Moses tells the Israelites that the travel time from Horeb to Kadesh-Barnea is at least eleven days, but it took them only three, because when we are connected to the Light of the Creator, time becomes diminished. This is a tremendously important understanding, because we - through our decisions - expand or retract time. Every single one of us can come to the level of complete correction, to the level of Bilah HaMavet LaNetzach. But unfortunately what too many of us are going to do is act or fall in ways of Desire to Receive for the Self Alone, in ways of ego, thereby opening up the door that expands the time of our correction, and as such, not leaving us enough time to make our correction. That’s what happened to the Israelites in the desert. The Creator was there to shorten time for them, but they fell, and kept on falling; they did not finish their correction, even in those forty years.

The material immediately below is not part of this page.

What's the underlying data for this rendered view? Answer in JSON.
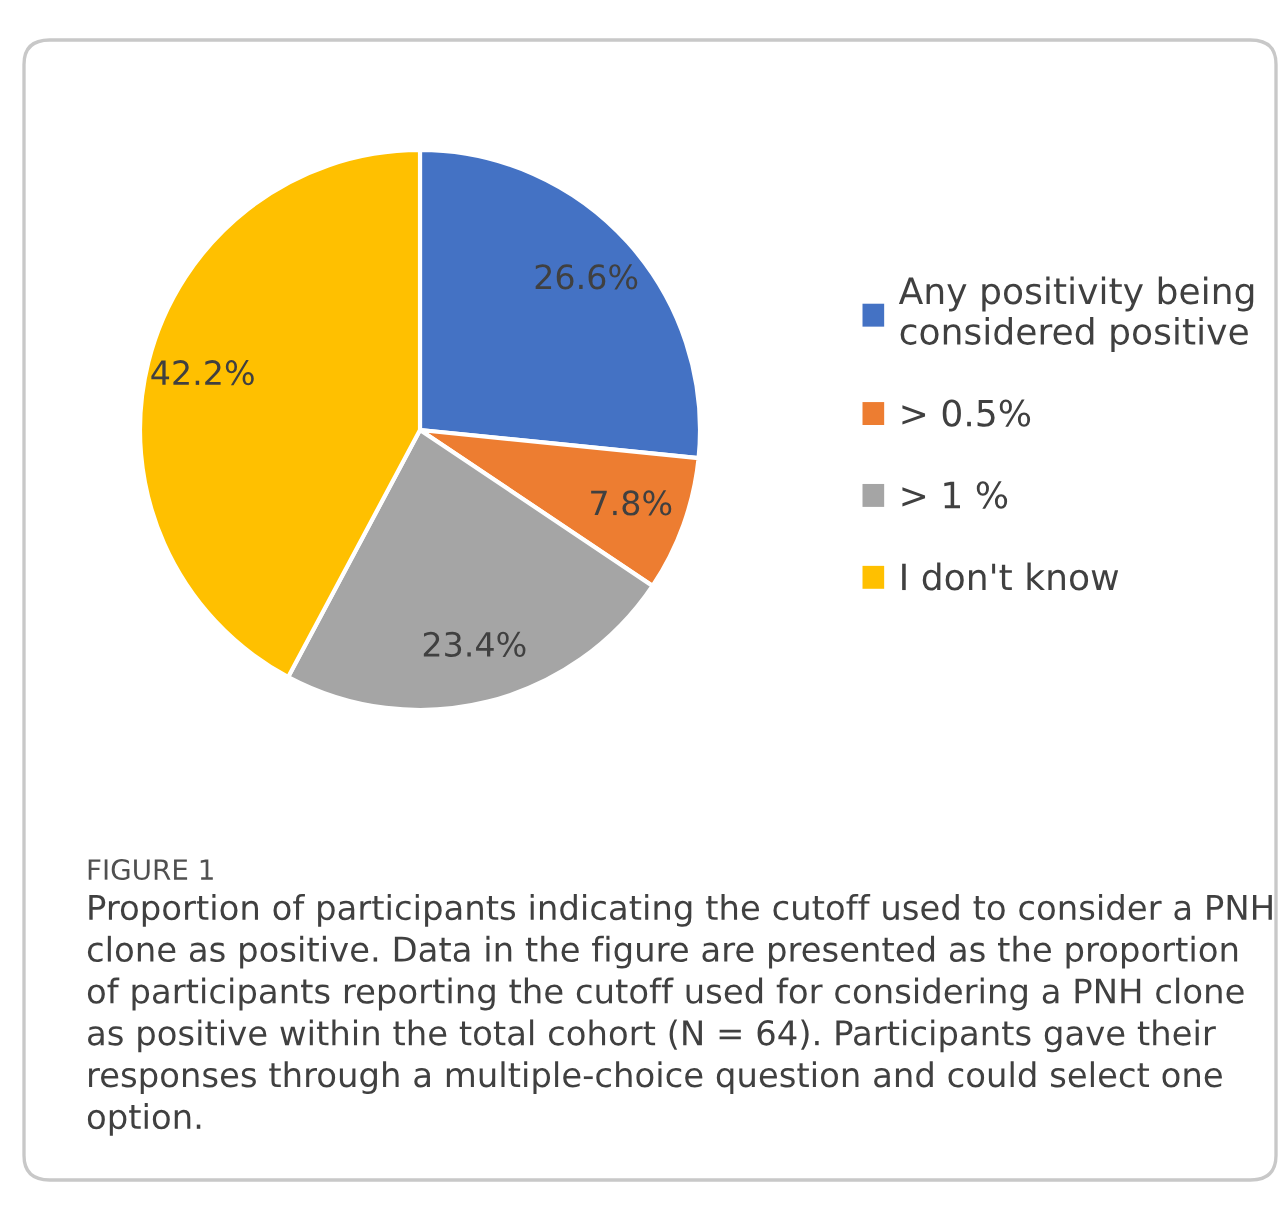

Rav Berg often talked about the idea that it is really part of the work of our generation, the generation of the Gemar HaTikun, to retract time, to remove the element of time. We can view it as two doors that we can enter. And next time you have the opportunity to do an action of Desire to Receive for the Self Alone, to do an action of ego, to do an action that harms your soul or somebody else, stop for a second and realize it’s not just that if you do this action you are going to have some sort of negativity come into your life… No, you are now going through a door that will take up a certain amount of your lifetime that was actually needed to make your correction.

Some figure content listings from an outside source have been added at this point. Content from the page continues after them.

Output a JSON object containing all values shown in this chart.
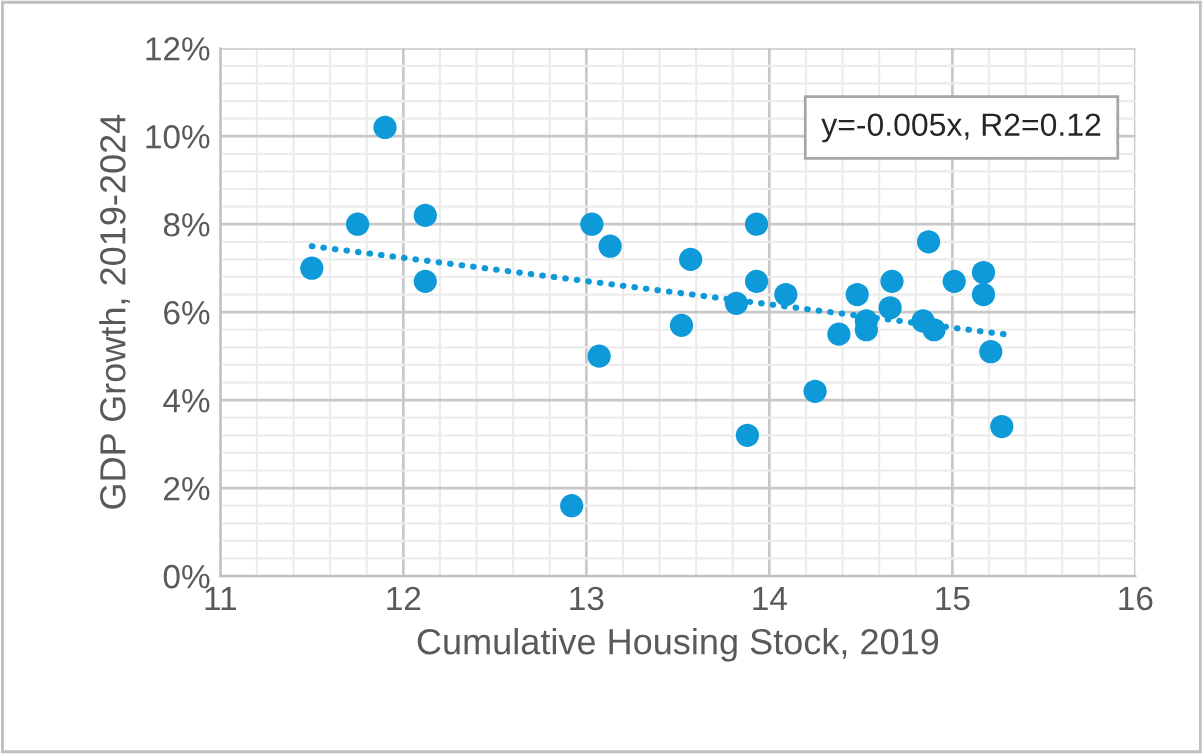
{
  "chart_data": {
    "type": "scatter",
    "xlabel": "Cumulative Housing Stock, 2019",
    "ylabel": "GDP Growth, 2019-2024",
    "series": [
      {
        "marker": "circle",
        "color": "#0e9ad8",
        "x": [
          11.5,
          11.75,
          11.9,
          12.12,
          12.12,
          13.03,
          13.13,
          13.07,
          12.92,
          13.52,
          13.57,
          13.82,
          13.93,
          13.93,
          13.88,
          14.09,
          14.25,
          14.38,
          14.48,
          14.53,
          14.53,
          14.67,
          14.66,
          14.87,
          14.84,
          14.9,
          15.01,
          15.17,
          15.17,
          15.21,
          15.27
        ],
        "values": [
          7.0,
          8.0,
          10.2,
          8.2,
          6.7,
          8.0,
          7.5,
          5.0,
          1.6,
          5.7,
          7.2,
          6.2,
          8.0,
          6.7,
          3.2,
          6.4,
          4.2,
          5.5,
          6.4,
          5.8,
          5.6,
          6.7,
          6.1,
          7.6,
          5.8,
          5.6,
          6.7,
          6.9,
          6.4,
          5.1,
          3.4
        ]
      },
      {
        "type": "line",
        "marker": "none",
        "line_style": "dotted",
        "color": "#0e9ad8",
        "x": [
          11.5,
          15.28
        ],
        "values": [
          7.5,
          5.5
        ]
      }
    ],
    "xlim": [
      11,
      16
    ],
    "xticks": [
      11,
      12,
      13,
      14,
      15,
      16
    ],
    "ylim": [
      0,
      12
    ],
    "yticks": [
      {
        "value": 0,
        "label": "0%"
      },
      {
        "value": 2,
        "label": "2%"
      },
      {
        "value": 4,
        "label": "4%"
      },
      {
        "value": 6,
        "label": "6%"
      },
      {
        "value": 8,
        "label": "8%"
      },
      {
        "value": 10,
        "label": "10%"
      },
      {
        "value": 12,
        "label": "12%"
      }
    ],
    "grid": true,
    "annotations": [
      "y=-0.005x, R2=0.12"
    ]
  }
}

We will all get to the Gemar HaTikun. We will all come to the Final Correction. The question is - how long it will take? Will we be expanding the time or contracting the time? It is the choice that we make every single moment. And it’s also true in the positive way. When we choose to push ourselves in uncomfortable ways to do an action of sharing, we contract time; we take the eleven day journey from Horeb to Kadesh and make it three days. Every day of our lives, through every choice that we make, we add or take away minutes, hours, days, weeks, or months. It gives us a whole new perspective to life and the choices that we make. Every positive action contracts time. Every negative action expands time.
One of the most important gifts in consciousness that we gain from the revelation of Moses to the Israelites on this Shabbat, therefore, is in understanding these choices that we make. We can no longer view negative choices or positive choices simply as whether they bring Light or darkness into our lives. We need to start viewing these choices as things that are either expanding or diminishing the distance of time. We need to have the understanding that every single one of us, no matter where we are in our process today, can completely finish our journey in this lifetime if we are consistently making the time smaller and not making those mistakes that expand and eat up the time from our lives.
The kabbalists teach that one of the gifts of this Shabbat, which is called Shabbat Chazon, the Shabbat of the Vision, is that our soul is able to, whether it is conscious or not, come to see our perfected self. We have the gift of that vision of our perfected self, to have that vision of the perfected world, and through that vision, receive the energy and the Light to push us; to push us to make the time shorter for correction, to make those choices that do not expand time. And the amazing truth is that every single one of us, in this lifetime, can achieve whatever vision we have of our perfected self on this Shabbat.